Lots of crazy fishing stories have crossed the desk here at LiveOutdoors this year from hooking giant gators to catching huge fish from kayaks, but few stories are as incredible as the one a Hawaiian kayak fisherman told fishing columnist Jim Rizzuto recently.
In his weekly fishing report from the big island of Hawaii, the columnist conveyed the story by Jared Willeford on how he caught a 158-pound marlin from a kayak recently out of Keauhou Bay in the Kona district.
It wasn’t the size of the fish that makes this story incredible. Not even for a kayak fisherman does the billfish beat any records.

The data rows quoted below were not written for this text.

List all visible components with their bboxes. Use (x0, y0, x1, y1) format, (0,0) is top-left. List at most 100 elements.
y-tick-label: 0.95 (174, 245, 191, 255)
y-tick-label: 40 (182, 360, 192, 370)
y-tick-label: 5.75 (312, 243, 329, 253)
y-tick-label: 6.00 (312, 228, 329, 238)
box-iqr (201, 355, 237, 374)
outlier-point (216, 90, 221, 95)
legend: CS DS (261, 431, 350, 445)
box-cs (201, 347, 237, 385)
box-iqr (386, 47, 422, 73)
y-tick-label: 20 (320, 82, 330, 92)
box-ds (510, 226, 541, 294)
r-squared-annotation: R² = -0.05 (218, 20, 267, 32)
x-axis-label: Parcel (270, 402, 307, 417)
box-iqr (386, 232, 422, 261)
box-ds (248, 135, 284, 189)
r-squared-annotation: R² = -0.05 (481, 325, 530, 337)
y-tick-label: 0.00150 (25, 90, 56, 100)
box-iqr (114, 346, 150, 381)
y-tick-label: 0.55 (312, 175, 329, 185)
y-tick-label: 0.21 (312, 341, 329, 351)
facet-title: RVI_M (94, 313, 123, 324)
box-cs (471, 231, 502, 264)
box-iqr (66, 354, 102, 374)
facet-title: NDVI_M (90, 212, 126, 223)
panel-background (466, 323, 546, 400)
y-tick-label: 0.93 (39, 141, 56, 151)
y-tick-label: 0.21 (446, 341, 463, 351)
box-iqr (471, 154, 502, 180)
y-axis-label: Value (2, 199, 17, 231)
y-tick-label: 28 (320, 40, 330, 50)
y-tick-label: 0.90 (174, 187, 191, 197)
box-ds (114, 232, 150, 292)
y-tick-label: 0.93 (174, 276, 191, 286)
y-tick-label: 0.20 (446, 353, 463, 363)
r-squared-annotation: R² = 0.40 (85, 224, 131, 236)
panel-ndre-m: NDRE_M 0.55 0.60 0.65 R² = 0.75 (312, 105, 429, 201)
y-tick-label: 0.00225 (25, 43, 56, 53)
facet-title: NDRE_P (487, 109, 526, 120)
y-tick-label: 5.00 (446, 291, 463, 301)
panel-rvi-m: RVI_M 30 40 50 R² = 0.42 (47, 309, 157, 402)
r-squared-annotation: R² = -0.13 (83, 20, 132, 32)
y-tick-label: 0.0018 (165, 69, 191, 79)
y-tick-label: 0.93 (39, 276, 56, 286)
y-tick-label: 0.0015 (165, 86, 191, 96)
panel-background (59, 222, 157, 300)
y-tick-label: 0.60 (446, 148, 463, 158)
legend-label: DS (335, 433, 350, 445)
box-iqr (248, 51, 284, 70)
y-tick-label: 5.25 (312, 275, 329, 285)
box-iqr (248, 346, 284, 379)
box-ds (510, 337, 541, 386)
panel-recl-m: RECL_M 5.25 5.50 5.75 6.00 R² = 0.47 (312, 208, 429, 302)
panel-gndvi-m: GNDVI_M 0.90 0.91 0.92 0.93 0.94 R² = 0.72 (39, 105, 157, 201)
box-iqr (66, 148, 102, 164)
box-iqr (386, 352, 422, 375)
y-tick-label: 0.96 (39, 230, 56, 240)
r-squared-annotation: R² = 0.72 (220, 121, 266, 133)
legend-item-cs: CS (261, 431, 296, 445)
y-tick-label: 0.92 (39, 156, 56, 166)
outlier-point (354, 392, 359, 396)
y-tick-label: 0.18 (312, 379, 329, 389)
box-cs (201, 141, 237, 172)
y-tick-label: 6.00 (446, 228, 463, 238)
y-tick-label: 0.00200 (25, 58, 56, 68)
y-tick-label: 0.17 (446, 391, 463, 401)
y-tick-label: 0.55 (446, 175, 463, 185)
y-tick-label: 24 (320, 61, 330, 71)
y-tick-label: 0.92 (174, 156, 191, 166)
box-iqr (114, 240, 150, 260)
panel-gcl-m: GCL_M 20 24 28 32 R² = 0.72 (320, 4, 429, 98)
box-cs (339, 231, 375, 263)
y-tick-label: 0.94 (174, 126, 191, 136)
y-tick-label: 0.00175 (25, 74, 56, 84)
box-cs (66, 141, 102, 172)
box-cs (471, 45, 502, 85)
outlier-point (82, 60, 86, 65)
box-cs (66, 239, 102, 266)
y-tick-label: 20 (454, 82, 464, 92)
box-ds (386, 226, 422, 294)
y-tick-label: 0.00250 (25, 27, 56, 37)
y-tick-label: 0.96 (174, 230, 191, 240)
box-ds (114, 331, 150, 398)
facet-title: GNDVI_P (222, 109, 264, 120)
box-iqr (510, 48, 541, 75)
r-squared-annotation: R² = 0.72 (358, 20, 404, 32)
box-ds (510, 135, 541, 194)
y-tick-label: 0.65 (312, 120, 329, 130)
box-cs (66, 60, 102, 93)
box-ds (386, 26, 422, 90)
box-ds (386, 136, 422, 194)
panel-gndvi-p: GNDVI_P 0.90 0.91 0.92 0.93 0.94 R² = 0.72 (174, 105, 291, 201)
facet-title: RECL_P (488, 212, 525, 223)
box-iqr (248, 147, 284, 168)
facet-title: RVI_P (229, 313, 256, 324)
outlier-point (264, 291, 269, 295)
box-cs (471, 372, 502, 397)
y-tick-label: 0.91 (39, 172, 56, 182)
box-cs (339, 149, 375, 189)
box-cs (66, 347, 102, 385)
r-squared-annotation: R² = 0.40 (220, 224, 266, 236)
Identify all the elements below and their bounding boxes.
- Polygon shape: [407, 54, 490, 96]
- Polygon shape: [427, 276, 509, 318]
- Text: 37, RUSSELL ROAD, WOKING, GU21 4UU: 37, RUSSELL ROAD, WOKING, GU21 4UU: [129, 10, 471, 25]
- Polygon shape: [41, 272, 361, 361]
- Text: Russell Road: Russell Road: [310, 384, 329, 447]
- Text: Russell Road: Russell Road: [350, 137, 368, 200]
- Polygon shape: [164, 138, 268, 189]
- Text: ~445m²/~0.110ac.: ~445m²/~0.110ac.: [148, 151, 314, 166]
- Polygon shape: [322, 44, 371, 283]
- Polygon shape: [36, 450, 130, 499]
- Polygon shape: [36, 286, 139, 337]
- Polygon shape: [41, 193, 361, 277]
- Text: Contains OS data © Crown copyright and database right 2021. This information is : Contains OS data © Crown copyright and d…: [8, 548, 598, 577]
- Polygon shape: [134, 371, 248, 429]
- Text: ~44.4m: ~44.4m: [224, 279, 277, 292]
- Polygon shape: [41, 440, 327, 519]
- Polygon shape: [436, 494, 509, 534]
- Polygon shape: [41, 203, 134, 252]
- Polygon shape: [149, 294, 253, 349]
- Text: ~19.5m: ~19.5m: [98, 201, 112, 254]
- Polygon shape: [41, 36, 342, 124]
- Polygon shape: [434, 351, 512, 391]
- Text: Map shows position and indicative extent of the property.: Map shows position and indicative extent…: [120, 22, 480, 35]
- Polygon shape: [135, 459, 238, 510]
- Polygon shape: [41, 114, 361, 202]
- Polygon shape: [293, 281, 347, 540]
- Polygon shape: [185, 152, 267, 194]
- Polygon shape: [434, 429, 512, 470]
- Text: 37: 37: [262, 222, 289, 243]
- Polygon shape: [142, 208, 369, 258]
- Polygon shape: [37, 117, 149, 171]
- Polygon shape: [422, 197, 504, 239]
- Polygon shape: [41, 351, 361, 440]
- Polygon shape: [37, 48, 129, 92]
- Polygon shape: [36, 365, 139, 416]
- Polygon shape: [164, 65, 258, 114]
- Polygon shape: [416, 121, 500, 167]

The largest marlin taken from a kayak in Hawaii measured 225 pounds.
What makes Willeford’s tale extraordinary is the fight it took to get it. Consider first that two weeks prior he hooked what was likely a similar fish and struggled with it on the line for 11 hours. The powerful fish had pulled the kayak many miles down the coastline before he was forced to let it go and paddle home in the dark.
Now here comes another bite out of the same bay a few weeks later. This time he fished with a hand line rather than rod and reel, which afforded a much heavier test. He was drifting through a school of bait fish when he got an enormous strike on the line that pulled the kayak backwards.
When the marlin realized it was in danger the fish turned its attack toward the fisherman. Earlier this year a marlin killed a spear fisherman in Hawaii, so the danger of these animals is clear.
Next, the fish took off straight out to sea. Now Willeford was being pulled away from the coast rather than along side it as before, which heightened his anxiety. Hooked at about 9 am, the fish tired by 1:30 pm. But this was just the start of the battle.
The fisherman then lashed the marlin to the kayak and began paddling the heavy load home. And would you believe it starts attracting a curious shark? Luckily, the shark was only able to bite off part of the tail and eventually the brave fisherman got his proud take back to the dock with a glorious fishing story for the record breaks.